9.16.2012 Medication Reconciliation Post-Discharge The Medication Therapy Management (MTM) program is required for CMS Parts C and D data validation audits. May we use data from the MTM program to satisfy the "medication reconciliation" requirements in the MRP measure?

Data from the MTM program may be used only if the organization can distinguish a member's discharge medications from the member's current medications. The reconciliation must have occurred on or within 30 days of discharge by a prescribing practitioner, clinical pharmacist or registered nurse to meet the intent of the measure.

HEDIS 2013

9.16.2012 Cervical Cancer Screening The USPSTF released new recommendations for cervical cancer screening in March 2012. It recommends cytology (Pap test) screening every three years for women 21_65 years of age or, for women 30_65 years of age who want to lengthen the screening interval, screening with a combination of cytology and human papillomavirus (HPV) testing every five years. In light of the new recommendations, will NCQA update the CCS measure to account for the lengthened screening for women 30_65 years?

In response to USPSTF recommendations, NCQA has scheduled the CCS measure for reevaluation in 2012. The appropriate staff and panels will review updates and other relevant guidelines and will evaluate potential changes to the measure. Proposed changes, if any, will be posted for Public Comment in February 2013 and, pending final approval by the NCQA Committee on Performance Measurement, will be included in HEDIS 2014.

HEDIS 2013

9.16.2012 General Guidelines Can an organization continue to collect medical records for members in the hybrid sample after the May 15 medical record review deadline and record them in supplemental database for use in the current reporting year?

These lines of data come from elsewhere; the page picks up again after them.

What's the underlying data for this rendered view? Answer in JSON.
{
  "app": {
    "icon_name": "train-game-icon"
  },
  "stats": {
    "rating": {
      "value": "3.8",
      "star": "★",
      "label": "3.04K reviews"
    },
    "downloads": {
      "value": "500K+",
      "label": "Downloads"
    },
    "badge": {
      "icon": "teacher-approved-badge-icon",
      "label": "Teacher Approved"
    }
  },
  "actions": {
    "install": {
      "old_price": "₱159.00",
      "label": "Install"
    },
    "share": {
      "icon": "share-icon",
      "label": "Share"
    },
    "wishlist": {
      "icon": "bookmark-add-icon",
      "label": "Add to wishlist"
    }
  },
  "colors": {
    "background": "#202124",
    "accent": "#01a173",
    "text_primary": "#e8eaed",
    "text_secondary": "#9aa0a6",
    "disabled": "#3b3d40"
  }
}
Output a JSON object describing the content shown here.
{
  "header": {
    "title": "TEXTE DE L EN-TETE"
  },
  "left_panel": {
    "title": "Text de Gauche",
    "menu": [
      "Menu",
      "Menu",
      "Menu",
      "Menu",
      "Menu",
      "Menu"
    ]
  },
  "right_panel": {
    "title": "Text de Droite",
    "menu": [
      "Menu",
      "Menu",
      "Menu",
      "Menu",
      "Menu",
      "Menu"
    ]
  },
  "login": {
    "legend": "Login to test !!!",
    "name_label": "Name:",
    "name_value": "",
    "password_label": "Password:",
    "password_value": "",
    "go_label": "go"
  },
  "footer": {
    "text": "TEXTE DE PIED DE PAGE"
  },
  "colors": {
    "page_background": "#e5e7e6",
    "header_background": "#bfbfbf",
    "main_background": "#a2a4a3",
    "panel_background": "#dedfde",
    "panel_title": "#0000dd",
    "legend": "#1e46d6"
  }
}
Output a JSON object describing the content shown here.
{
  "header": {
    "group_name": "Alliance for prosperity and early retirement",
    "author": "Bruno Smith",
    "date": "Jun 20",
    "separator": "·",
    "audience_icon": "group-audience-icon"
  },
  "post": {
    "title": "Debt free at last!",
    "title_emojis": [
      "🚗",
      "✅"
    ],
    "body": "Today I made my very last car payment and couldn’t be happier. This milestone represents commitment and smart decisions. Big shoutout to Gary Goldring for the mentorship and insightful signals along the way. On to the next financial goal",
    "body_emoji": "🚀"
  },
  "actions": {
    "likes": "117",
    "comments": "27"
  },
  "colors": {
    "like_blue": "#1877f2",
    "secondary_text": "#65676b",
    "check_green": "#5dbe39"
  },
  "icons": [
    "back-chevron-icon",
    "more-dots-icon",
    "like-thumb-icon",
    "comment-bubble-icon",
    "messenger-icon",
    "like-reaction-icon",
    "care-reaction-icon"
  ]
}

No, organizations may not continue to collect medical record data past May 15 and enter it into a supplemental database for use in the current HEDIS year.

HEDIS 2013

8.16.2012 Comprehensive Diabetes Care May documentation of the glomerular filtration rate (GFR) test be used when reporting the Medical Attention for Nephropathy indicator?

No. GFR testing is not currently acceptable for the Medical Attention for Nephropathy indicator. Clinical experts determined that certain characteristics, such as age, sex and race, may impact the effectiveness of such tests for monitoring nephropathy. If a member was determined to have impaired kidney function based on a GFR test, it is expected that there would be other documentation in the medical record that would make the member compliant for the nephropathy indicator (e.g., documentation of a visit to a nephrologist or documentation of medical attention for any appropriate conditions listed in the specifications).

HEDIS 2013

8.16.2012 Disease Modifying Anti-Rheumatic Drug Therapy in Rheumatoid Arthritis What combination of visits with a diagnosis of rheumatoid arthritis may be used to meet the event/diagnosis criteria?

Although the event/diagnosis criteria do not specifically state "and/or," it is implied. As long as there are two outpatient visits or two nonacute inpatient discharges, or one outpatient visit and one nonacute inpatient discharge, with a diagnosis of RA, the member meets the criteria for eligible population.